• Potsdamer Lichtspektakel: Die Stadt leuchtet

Drittes Potsdamer Lichtspektakel : Die Stadt zum Leuchten bringen

Das dritte "Potsdamer Lichtspektakel" findet vom Freitag bis Sonntag statt. Mehr als 30 Gebäude in der Innenstadt sollen illuminiert werden.

Anfang November wird der Alte Markt beim Potsdamer Lichterspektakel wieder von kunstvollen Lichtinstallationen illuminiert. 
Anfang November wird der Alte Markt beim Potsdamer Lichterspektakel wieder von kunstvollen Lichtinstallationen illuminiert. Foto: A. Klaer

Potsdam leuchtet auf: Anfang November findet das dritte Potsdamer Lichtspektakel statt, bei dem mehrere Orte in der Stadt zwischen 17 und 23 Uhr in kunstvollen Lichtinstallationen erstrahlen. Vom 2. bis 4. November werden mehr als 30 Objekte und Bauten illuminiert, wie die Veranstalter am Dienstag mitteilten. Initiiert haben das Lichtspektakel die Potsdamer Unternehmerin Alice Paul-Lunow und Andreas Boehlke, die auch die Projektleitung für das Festival „Berlin leuchtet“ innehatten, das vor kurzem zu Ende gegangen ist. Schirmherr des Festivals ist die Industrie- und Handelskammer Potsdam (IHK), die sich davon eine Stärkung der regionalen Wirtschaft verspricht.

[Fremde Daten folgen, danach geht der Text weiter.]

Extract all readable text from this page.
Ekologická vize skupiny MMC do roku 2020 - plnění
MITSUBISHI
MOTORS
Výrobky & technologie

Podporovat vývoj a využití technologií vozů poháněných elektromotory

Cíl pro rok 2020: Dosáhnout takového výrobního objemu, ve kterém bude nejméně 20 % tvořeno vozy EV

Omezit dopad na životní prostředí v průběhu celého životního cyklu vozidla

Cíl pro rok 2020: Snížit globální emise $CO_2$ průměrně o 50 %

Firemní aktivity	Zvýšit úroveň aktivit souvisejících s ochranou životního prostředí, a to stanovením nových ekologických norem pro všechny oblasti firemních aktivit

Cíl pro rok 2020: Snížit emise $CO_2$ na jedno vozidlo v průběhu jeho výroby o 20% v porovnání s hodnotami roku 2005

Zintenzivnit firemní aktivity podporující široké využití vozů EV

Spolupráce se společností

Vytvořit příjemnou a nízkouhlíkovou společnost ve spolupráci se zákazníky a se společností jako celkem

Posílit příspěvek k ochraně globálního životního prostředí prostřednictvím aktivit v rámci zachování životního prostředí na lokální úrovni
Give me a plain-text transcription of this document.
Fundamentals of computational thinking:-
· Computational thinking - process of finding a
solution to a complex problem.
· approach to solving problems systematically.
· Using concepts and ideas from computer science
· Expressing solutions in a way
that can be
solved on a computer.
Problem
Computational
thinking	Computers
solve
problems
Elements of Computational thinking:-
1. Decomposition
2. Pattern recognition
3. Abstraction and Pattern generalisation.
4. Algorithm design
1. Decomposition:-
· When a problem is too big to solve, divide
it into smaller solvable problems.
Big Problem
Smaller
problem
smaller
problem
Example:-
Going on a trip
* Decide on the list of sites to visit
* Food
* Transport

Das Holländische Viertel wieder im Mittelpunkt

Zentrum des Spektakels, zu dem 2017 laut den Veranstaltern rund 80 000 Besucher kamen, wird auch dieses Jahr das Holländische Viertel sein: Dort gibt es an allen Tagen von 13 bis 22 Uhr einen Lichtermarkt mit Live-Performances und gastronomischen Angeboten. Los geht es aber schon an den Bahnhofspassagen: Dort können die „Fin Sin Fin“-Lichtskulpturen des Lichtkünstlers Malte Kebbel im Atriumbereich des Bahnhofs interaktiv verändert werden. Gäste können mit Laserstiften den Skulpturen für etwa 20 Sekunden eine eigene künstlerische Note verleihen. Am Ausgang Richtung Babelsberger Straße kann per Lichtprojektion das Handy-Spiel „Snake“ auf der Fassade der Bahnhofspassagen gespielt werden. Gegenüber, auf der Außenwand der Investitions- und Landesbank Brandenburg (ILB), gestaltet der Licht- und Videokünstler Stefan Ihmig die Fassade des Gebäudes per 3D-Mapping neu.

Auch das Café auf der Freundschaftsinsel, das Paul-Lunow seit diesem Frühjahr betreibt, ist mit dabei: Dort kann an allen drei Tagen zwischen 17 und 20 Uhr mit Theo Tintenklecks gebastelt werden. Es gibt leuchtende Sportgeräte und Kinderschminken mit nachtleuchtender Farbe, am Freitag um 18.30 Uhr findet eine Farbschatzsuche und am Samstag um 19 Uhr ein Lampionumzug statt.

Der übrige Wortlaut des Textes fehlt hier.